Canl Days Fireworks


This weekend has been a roller coaster of events. Canal Days is an annual four-day festival and this one was a round of concerts, plane rides, street meat, craft shows and fireworks. Sunday is the time for fireworks. This magnificent closing display is rightly considered the best in the region, period. People travel from the U.S. to see this display. It’s always that good.

After a very long weekend of 5am starts and midnight finishes I thought it would be nice to wind down gracefully and walk the mile or so from our home to the Clarence Street bridge to enjoy the spectacle along with the thousands of others attending. Of course, I was going to photograph it, for the first time in a few years.

We arrived about 20 minutes ahead and were able to secure the exact spot I wanted. One which gave a view along the canal so the multicoloured reflections would sparkle. The crowds would be shown at their best. And the fireworks would light the sky from horizon to horizon. I had my camera and two lenses picked out, chosen to give the images I wanted. As we were in a crowd of many thousands I had chosen to travel light. No big and bulky backpack, which contains all my gear and accessories. I lined up a warmup shot with five minutes to go. And cursed.

Change of Plan

I had been taking photos earlier in the day of a flight around Niagara Falls with pilot Jim Hutchinson and fellow local photographer Chris De Laat. When I got home I put the media card in my laptop to review the images from the trip. They were everything I hoped for. More on those elsewhere.

Unfortunately, being tired and relaxed at this stage of the weekend I was not paying attention. As soon as I tried to fire that test shot the camera told me there was no media card. I had left it at home, in my laptop. Rookie mistake. No worries, I carry extras in my… ah. No backpack. The entire reason for having a backpack is to carry things you might need. Like spare cards. I carry extras in the car for emergencies. But we walked here. OK, I knew people that would be there. I would call around and see if anyone can run a spare to me.
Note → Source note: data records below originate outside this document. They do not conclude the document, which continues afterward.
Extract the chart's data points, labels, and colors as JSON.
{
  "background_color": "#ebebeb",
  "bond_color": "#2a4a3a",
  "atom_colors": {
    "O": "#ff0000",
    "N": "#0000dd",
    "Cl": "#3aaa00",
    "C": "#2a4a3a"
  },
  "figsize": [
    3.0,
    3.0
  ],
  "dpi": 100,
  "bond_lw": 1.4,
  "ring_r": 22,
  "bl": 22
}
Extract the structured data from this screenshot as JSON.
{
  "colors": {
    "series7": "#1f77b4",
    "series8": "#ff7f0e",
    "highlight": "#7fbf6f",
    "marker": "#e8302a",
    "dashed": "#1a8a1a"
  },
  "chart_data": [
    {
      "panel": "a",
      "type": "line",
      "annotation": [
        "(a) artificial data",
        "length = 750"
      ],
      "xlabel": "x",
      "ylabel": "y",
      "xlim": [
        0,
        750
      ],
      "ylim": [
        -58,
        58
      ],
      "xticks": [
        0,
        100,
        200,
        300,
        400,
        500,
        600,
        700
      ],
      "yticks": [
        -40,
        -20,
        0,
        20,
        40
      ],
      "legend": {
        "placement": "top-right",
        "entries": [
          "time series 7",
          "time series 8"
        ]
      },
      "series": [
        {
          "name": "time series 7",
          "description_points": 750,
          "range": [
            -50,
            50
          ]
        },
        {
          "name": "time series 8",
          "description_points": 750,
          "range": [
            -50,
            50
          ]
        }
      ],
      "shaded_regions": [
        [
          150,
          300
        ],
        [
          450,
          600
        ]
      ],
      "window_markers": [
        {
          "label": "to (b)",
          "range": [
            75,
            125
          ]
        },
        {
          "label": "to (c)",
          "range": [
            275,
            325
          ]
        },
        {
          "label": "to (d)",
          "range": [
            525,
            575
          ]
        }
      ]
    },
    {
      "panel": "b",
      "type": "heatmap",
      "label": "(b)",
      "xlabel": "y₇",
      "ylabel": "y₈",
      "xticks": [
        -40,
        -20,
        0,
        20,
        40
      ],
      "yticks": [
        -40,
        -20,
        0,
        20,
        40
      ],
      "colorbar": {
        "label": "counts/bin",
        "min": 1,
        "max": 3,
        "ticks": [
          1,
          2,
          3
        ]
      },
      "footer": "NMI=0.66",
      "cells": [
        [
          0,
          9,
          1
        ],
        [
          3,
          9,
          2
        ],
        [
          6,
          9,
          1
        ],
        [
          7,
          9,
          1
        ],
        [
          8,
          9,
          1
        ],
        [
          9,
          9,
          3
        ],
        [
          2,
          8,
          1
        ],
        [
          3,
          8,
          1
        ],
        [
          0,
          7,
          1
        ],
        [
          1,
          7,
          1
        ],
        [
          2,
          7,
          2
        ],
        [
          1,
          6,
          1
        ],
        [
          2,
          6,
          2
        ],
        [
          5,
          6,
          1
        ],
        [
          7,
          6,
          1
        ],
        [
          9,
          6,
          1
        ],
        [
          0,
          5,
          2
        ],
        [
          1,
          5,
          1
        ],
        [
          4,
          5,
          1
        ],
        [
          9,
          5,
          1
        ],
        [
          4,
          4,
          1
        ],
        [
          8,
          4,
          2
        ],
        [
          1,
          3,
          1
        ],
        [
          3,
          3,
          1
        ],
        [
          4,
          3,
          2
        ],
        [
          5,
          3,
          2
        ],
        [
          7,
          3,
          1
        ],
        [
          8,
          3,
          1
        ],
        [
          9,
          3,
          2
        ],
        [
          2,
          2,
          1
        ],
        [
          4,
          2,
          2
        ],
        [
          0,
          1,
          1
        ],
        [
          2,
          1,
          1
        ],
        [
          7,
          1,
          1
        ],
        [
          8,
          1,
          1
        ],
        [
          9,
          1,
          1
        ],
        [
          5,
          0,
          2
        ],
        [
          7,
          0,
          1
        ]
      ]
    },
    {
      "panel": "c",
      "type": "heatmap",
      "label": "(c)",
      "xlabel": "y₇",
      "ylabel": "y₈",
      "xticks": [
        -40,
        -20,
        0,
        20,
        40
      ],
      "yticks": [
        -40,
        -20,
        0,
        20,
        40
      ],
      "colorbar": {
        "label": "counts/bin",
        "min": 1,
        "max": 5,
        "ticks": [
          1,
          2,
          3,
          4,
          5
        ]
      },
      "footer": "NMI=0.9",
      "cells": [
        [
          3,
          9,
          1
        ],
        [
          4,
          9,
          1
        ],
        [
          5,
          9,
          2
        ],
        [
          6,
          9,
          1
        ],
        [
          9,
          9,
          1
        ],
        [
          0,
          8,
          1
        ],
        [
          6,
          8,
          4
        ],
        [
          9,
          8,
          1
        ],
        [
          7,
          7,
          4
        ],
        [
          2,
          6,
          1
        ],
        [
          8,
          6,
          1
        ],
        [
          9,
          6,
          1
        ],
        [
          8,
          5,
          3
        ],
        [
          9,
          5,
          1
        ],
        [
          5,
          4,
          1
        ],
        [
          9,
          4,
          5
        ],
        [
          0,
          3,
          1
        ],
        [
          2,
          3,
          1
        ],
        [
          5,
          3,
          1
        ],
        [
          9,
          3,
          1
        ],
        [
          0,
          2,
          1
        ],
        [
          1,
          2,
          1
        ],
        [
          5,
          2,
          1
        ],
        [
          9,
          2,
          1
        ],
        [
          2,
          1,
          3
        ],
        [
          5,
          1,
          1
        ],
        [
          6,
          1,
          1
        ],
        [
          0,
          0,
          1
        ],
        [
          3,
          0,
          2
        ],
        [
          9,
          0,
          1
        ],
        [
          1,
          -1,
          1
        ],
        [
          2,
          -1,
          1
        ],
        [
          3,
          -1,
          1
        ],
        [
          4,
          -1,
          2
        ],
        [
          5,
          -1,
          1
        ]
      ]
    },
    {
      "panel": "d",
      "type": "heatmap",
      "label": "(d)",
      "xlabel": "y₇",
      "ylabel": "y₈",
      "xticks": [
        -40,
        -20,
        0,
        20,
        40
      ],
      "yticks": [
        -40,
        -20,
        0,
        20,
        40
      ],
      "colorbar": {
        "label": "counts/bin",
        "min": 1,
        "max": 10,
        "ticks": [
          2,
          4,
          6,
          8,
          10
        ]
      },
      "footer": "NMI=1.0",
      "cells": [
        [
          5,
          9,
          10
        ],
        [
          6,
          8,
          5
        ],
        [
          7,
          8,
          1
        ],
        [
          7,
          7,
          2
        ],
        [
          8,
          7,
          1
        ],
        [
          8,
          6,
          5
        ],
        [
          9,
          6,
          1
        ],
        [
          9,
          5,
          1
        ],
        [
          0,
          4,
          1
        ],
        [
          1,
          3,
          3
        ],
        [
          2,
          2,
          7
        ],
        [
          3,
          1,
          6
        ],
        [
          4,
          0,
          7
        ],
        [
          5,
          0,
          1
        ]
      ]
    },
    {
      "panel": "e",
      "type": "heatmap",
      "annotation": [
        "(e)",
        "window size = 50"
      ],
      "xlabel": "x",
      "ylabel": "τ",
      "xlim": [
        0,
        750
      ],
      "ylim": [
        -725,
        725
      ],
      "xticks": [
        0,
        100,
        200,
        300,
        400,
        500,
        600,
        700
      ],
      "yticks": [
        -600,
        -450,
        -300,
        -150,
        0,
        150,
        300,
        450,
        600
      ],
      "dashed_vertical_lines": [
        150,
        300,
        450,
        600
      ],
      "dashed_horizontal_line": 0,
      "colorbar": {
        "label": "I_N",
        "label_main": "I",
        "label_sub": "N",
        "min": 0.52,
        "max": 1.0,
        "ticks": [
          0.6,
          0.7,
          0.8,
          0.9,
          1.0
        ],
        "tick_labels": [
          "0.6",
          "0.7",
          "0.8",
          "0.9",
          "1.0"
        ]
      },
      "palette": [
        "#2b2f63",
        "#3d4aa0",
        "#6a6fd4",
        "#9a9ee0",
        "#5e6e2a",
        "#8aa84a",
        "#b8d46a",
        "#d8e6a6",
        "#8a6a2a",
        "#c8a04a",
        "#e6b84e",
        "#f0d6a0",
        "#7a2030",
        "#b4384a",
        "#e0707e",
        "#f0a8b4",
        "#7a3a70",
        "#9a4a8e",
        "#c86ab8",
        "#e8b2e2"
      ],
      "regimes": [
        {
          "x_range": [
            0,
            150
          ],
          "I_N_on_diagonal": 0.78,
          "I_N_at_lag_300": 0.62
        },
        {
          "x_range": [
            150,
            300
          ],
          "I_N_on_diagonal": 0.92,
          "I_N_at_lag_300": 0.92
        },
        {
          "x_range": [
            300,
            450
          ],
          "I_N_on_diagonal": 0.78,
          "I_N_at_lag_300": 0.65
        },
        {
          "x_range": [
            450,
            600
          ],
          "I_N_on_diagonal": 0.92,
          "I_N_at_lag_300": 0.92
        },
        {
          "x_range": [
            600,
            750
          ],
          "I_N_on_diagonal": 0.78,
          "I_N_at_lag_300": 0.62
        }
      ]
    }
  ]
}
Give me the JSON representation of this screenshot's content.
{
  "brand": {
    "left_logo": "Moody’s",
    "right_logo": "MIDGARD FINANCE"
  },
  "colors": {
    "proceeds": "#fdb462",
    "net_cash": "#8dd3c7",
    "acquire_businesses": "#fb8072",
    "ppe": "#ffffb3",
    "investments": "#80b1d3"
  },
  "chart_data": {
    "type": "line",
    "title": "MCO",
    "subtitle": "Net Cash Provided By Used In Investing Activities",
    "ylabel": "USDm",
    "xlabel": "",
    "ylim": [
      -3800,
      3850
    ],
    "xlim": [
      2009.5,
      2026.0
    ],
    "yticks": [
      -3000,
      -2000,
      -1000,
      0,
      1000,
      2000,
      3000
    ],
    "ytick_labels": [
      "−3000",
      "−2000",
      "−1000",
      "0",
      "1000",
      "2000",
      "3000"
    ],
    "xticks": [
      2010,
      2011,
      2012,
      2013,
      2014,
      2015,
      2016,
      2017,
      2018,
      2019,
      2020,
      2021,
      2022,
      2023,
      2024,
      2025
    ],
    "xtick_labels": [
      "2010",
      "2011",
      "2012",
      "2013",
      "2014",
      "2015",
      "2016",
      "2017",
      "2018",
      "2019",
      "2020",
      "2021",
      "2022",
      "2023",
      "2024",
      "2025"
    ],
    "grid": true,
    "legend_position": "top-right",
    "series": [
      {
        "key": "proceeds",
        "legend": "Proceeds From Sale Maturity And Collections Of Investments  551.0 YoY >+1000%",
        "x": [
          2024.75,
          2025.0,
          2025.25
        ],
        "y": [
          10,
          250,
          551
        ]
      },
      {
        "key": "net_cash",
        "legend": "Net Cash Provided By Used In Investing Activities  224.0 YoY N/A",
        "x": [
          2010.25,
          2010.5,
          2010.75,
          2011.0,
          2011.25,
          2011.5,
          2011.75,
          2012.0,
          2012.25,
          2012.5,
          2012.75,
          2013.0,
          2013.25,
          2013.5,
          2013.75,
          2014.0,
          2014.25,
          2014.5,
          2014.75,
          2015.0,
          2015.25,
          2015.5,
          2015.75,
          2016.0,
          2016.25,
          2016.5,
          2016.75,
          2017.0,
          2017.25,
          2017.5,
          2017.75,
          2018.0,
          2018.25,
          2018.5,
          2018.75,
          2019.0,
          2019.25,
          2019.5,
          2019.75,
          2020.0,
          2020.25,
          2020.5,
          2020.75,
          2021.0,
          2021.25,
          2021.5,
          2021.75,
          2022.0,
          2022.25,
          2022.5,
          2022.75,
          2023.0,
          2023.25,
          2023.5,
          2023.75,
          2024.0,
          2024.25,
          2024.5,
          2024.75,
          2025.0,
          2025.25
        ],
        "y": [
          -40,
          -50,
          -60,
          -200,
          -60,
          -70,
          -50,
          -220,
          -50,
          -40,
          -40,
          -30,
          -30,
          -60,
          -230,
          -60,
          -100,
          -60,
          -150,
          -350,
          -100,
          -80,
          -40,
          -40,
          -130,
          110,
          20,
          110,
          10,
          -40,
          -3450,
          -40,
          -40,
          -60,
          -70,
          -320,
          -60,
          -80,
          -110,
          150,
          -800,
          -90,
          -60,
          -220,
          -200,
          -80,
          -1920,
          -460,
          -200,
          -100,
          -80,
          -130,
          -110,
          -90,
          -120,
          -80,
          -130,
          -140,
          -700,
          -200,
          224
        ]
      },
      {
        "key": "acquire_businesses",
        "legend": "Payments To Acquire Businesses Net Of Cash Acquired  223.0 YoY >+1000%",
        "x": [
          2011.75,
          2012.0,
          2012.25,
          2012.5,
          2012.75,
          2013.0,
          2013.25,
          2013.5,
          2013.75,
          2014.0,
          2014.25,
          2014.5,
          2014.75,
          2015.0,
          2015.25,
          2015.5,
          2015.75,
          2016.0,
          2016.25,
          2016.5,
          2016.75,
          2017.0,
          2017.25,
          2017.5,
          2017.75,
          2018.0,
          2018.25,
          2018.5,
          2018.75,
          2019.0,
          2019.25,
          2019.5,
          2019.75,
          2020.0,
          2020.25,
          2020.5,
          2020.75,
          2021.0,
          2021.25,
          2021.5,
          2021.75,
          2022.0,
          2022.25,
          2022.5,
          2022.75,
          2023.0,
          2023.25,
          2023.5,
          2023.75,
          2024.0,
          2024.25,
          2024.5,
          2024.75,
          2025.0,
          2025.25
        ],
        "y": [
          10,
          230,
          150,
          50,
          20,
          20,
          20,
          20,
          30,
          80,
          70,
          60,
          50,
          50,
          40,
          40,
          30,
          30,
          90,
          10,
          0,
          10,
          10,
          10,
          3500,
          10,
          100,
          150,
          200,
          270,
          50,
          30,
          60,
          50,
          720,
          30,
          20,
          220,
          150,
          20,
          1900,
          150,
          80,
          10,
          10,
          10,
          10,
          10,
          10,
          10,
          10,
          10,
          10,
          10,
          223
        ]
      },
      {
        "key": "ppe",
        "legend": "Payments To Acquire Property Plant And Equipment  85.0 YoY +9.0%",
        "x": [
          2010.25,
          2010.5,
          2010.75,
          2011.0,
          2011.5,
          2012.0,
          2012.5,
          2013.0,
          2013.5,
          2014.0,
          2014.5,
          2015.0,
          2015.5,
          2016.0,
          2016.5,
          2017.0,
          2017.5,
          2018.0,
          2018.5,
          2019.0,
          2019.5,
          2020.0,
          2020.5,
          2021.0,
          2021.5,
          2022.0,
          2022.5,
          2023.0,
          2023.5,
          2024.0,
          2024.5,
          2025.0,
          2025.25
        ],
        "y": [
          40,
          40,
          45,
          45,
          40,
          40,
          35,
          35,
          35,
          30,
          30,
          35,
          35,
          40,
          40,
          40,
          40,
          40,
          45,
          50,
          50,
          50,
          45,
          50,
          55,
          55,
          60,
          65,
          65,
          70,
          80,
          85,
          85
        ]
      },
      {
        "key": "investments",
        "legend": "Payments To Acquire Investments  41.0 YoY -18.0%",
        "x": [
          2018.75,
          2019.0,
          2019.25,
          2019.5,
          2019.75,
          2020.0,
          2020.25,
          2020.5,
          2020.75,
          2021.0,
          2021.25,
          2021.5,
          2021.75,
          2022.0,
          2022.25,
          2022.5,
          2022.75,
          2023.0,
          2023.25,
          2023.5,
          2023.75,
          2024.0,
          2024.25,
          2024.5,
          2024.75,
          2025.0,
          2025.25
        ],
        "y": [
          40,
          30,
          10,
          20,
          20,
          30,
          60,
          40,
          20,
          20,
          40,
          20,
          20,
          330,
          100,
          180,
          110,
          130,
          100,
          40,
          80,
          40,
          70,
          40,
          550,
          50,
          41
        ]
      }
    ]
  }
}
It was then I rememberd that I deliberately left my phone at home, not wanting to be disturbed. So here I was, in a location I had planned for all year. About to watch the event of the season… with no camera. Not even a cell phone camera.

After much cursing and failed attempts to kick my own butt I accepted the fact that I was just not going to get those amazing firework / crowd shots I had looked forward to all weekend. I still had options, but I rejected them. I would stand back, relax, and for a change enjoy the setting without the pressure of waving a camera at it. I would just be in the moment.

I smiled weakly and hugged my long-suffering Nikki. We kissed. Faced the canal as the fireworks began.

And that’s when the heavens opened.

Canal Days Fireworks
Taken with cell phone in 2017. Click to enlarge.

The Show Must Go On

The rain that had been forecast finally hit with a vengence. As people ran for cover there was much cursing and a virtual stampede broke out. I think about an inch fell in the first five minutes. We smartly avoided the crush trying to get across the bridge and went in the other direction. Finding a conveniently vacant spot beneath a tree, we watched as the fireworks went on in spite of the rain. It was truly a spectacle to behold. Only slightly marred by the hordes rushing past as they tried to leave. We just stood there. Dripping.

We’ve been through a lot in our time on this earth. A little rain won’t hurt us. Though it would hurt my expensive and non-waterproof camera. No backpack. I was beginning to regret that choice even more. I went to one of the street vendors and they kindly gave me a zip-loc big enough to hold my camera with lens attached. One less thing to worry about. We enjoyed the rest of the show and once the finale was over made our soggy way home.

Reflecting back on the event I still kick myself for leaving the card in the laptop. And for not bringing my phone. In an added twist my photographer friend Chris De Laat posted an image this morning of the firework show. Taken roughly a hundred feet from where we had been standing. I’m sure he was not silly enough to leave the house without a spare media card I could have borrowed. If I had been able to call him. He could probably have thrown it to me, we were that close. Ah well.


So, what is the takeaway here? That I’m an idiot? That the event was spoiled because of an avoidable sequence of events that were all my own fault? No. Absolutely not. I was for once off the clock. This was our fun time. And fate or whatever conspired to make me put away the camera for once.

The takeaway here is that my beloved got to spend time with me, rather than look at the back of my head as I busied myself with the camera. I got to see the whole night sky rather than watch it through a viewfinder worrying about shutter speed and ISO and composition. I got to be in the moment. Spend time with my love. Enjoy.